For your project, that speed translates to real value. Features that took two weeks might take ten days. A bug that would’ve eaten an afternoon gets fixed in an hour. Your development timeline compresses without requiring more people.
But here’s where it gets complicated. Speed is only valuable if what gets built actually works — reliably, securely, and maintainably. And that’s where some teams are running into trouble.
What happens when speed outpaces quality controls
In January 2024, the analytics firm GitClear published a study that should make every business owner pay attention. They analyzed 153 million lines of changed code written between 2020 and 2023 — before and during the AI assistant boom.
Their finding: code churn — the percentage of code that gets thrown away or rewritten within two weeks of being written — is projected to double in 2024 compared to pre-AI levels. That’s a striking number. It means developers are writing code faster, but a growing share of that code is disposable. It gets written, shipped, and then quickly replaced because it wasn’t right the first time.
The study also found an increase in “copy/pasted” code and a decrease in code that gets thoughtfully refactored and reused. In other words, AI makes it easy to generate code quickly, but that quick code doesn’t always fit the bigger picture of your application. It’s the software equivalent of assembling furniture without reading the instructions — fast, but you’ll probably have to take it apart and redo it.
This isn’t an argument against AI tools. It’s an argument for what needs to surround them. The speed is real, but without quality controls, that speed creates a kind of technical debt that’s expensive to pay off later.

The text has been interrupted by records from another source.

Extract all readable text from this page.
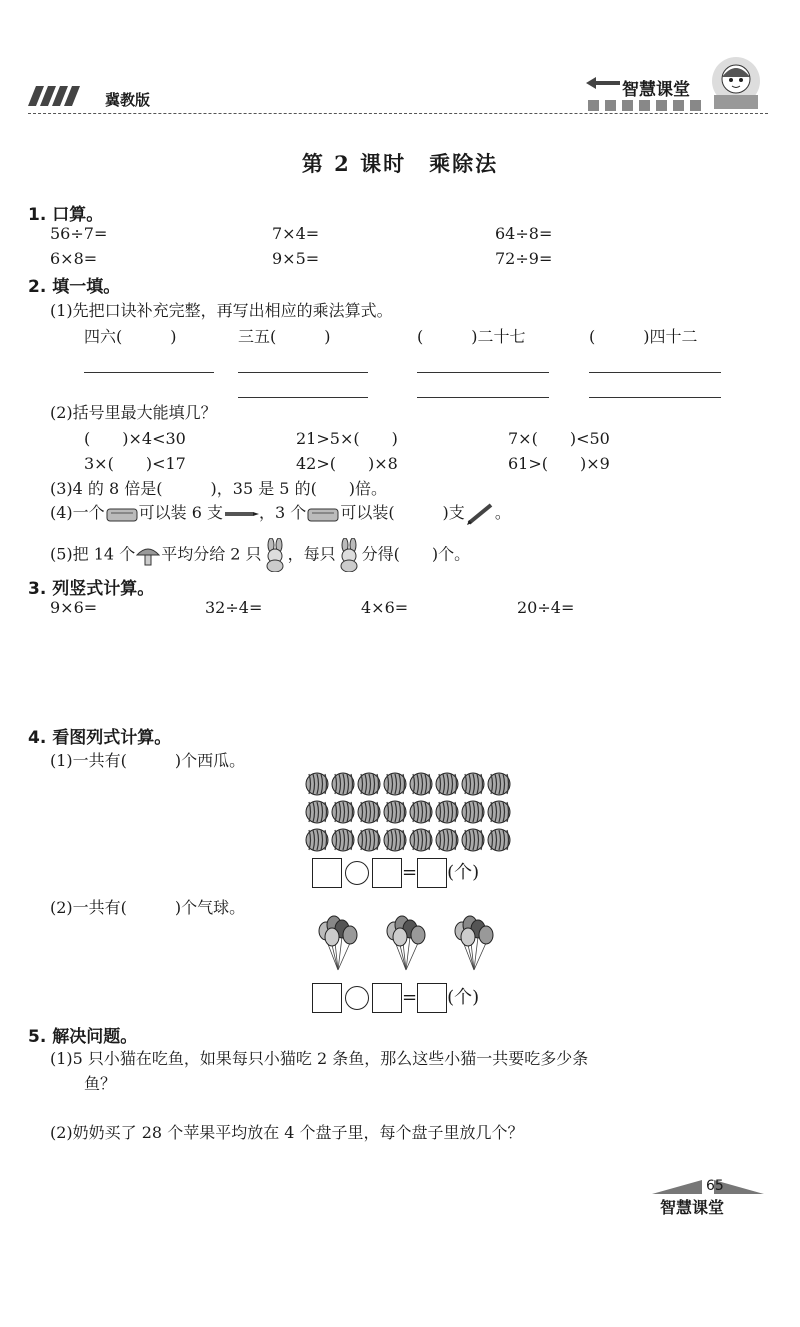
冀教版	智慧课堂
第 2 课时　乘除法
1. 口算。
56÷7=	7×4=	64÷8=
6×8=	9×5=	72÷9=
2. 填一填。
(1)先把口诀补充完整，再写出相应的乘法算式。
四六(　　　)	三五(　　　)	(　　　)二十七	(　　　)四十二
(2)括号里最大能填几？
(　　)×4<30	21>5×(　　)	7×(　　)<50
3×(　　)<17	42>(　　)×8	61>(　　)×9
(3)4 的 8 倍是(　　　)，35 是 5 的(　　)倍。
(4)一个 可以装 6 支 ，3 个 可以装(　　　)支 。
(5)把 14 个 平均分给 2 只 ，每只 分得(　　)个。
3. 列竖式计算。
9×6=	32÷4=	4×6=	20÷4=
4. 看图列式计算。
(1)一共有(　　　)个西瓜。
= (个)
(2)一共有(　　　)个气球。
= (个)
5. 解决问题。
(1)5 只小猫在吃鱼，如果每只小猫吃 2 条鱼，那么这些小猫一共要吃多少条
鱼？
(2)奶奶买了 28 个苹果平均放在 4 个盘子里，每个盘子里放几个？
65
智慧课堂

How the best teams get speed and quality
So if uncontrolled AI speed is risky, what does controlled AI speed look like? McKinsey’s research gives us a clear answer.
In their developer productivity study, teams that used AI tools with a structured approach — training, clear guidelines, and quality checks — saw speed gains with no sacrifice in code quality. In fact, code quality for bugs, maintainability, and readability was marginally better in AI-assisted work when proper controls were in place.
The key word there is “structured.” The teams that got both speed and quality weren’t just handing AI tools to developers and hoping for the best. They built three layers of protection around the speed:
- Automated testing. Every piece of code — whether AI-generated or human-written — gets tested automatically before it reaches your users. Tests catch bugs that both humans and AI miss. This is non-negotiable in AI-assisted development.
- Human code review. A senior developer reviews AI-generated code the same way they’d review a junior developer’s work. They check for subtle issues the AI might introduce: security gaps, performance problems, or code that works today but creates headaches tomorrow.
- Clear boundaries. The best teams know where AI helps and where it doesn’t. Business logic, security-sensitive code, and architectural decisions still need human judgment. AI handles the repetitive work so developers can focus on the parts that require real expertise.
This connects directly to what we discussed in our previous post about AI coding assistants: experienced developers saw productivity gains of 50-80%, while junior developers actually got slower. The difference isn’t the tool — it’s the person using it and the process around it. We’ll explore why team experience matters so much in an upcoming post in this series.
What this means for your web project
If your development team or agency uses AI tools, the question isn’t whether AI speeds things up. It does. The question is whether they’ve built the quality infrastructure to match that speed.
Here are three things to look for:
- Testing is automated, not optional. If the team doesn’t have automated tests running on every code change, AI-generated code is going live unchecked. That’s a risk you don’t want.
- Code review includes AI output. AI-generated code should face the same review process as human-written code. If anything, it deserves more scrutiny, not less.
- Experienced developers lead the work. AI amplifies skill. A senior developer with AI tools delivers exceptional results. An inexperienced team with AI tools delivers fast problems. Ask about who’s actually building your project.
We’ll dig deeper into the specific questions worth asking in our next post: “5 Questions to Ask Your Web Agency About AI.” But the principle is simple: speed is a competitive advantage, but only when it’s paired with discipline.
AI-assisted development done right means your web project gets delivered faster without the hidden costs of rework, bugs, and technical debt. That’s the standard we hold ourselves to, and it’s what you should expect from any team building with AI tools.
Ready to start a project with a team that moves fast and builds right? Let’s talk about yours.
Frequently asked questions about AI development speed and quality
Does AI-generated code have more bugs?
It depends entirely on the process around it. Unreviewed AI code can introduce subtle bugs — a January 2024 study found that AI-assisted code churn (throwaway code) is rising sharply. But teams with proper testing and code review see equal or better quality compared to fully manual development. The tool doesn’t determine quality; the process does.
How do development teams maintain quality when using AI tools?
Three ways: automated testing that runs on every code change, human code review by experienced developers, and clear guidelines about where AI should and shouldn’t be used. When all three are in place, teams consistently get speed gains without quality trade-offs.
Will AI make my web project cheaper?
It can reduce development time, which often translates to lower costs — but it’s not a guarantee. The real savings come from faster iteration and fewer rework cycles, not from cutting team size or skipping quality steps. A smaller, experienced team using AI tools well typically delivers better value than a larger team without them.
Should I worry about AI cutting corners on my project?
Worry about the team’s process, not the tools themselves. AI doesn’t cut corners — teams without proper quality controls do. Ask your agency how they test AI-generated code, who reviews it, and what their quality benchmarks look like. Transparency on these points is a strong signal that speed isn’t coming at your project’s expense.